Tuesday, March 22, 2016



Time to end open slather for spies

What checks and balances are there on spy agencies demanding private information such as banking or library records from private bodies? According to Michael Cullen and Privacy Commissioner John Edwards, none whatsoever:

New Zealand's spy agencies have "open slather" access to Kiwis' personal information through government agencies as well as private companies including banks.

[...]

Privacy Commissioner John Edwards agreed with Sir Michael's assessment, saying no one was keeping track of personal data collection and the rules should be tightened.

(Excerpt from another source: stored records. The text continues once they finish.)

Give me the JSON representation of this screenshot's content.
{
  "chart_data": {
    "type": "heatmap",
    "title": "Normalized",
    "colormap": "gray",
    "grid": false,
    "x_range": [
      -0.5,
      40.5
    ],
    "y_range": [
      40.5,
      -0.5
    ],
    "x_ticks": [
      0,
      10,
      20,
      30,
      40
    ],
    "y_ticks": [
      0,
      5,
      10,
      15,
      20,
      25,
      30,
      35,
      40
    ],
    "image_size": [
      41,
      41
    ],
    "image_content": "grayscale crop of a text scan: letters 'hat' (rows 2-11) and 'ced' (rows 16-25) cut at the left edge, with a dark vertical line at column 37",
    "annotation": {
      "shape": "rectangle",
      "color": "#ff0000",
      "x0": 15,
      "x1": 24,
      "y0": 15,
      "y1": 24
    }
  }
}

Intelligence agencies were free to access individuals' personal information without a warrant, and without having to report it, he said, thanks to a specific exemption for GCSB and the SIS under the Privacy Act.

The exemption in question is section 57 which states that:
Nothing in principles 1 to 5 or principles 8 to 11 applies in relation to information collected, obtained, held, used, or disclosed by, or disclosed to, an intelligence organisation.
You might think that that is appropriate for information directly collected and held by spies (though exempting them from having to have a lawful purpose for collection, or from having to keep information secure and protect it from loss or unauthorised disclosure? Really?) - but there's certainly no need for it to apply to information disclosed to those agencies. Bluntly, if spy agencies want people's private information, then they should be required to get a warrant, and to track and report on how often they do it. Anything less is inviting them to abuse our privacy for no lawful purpose.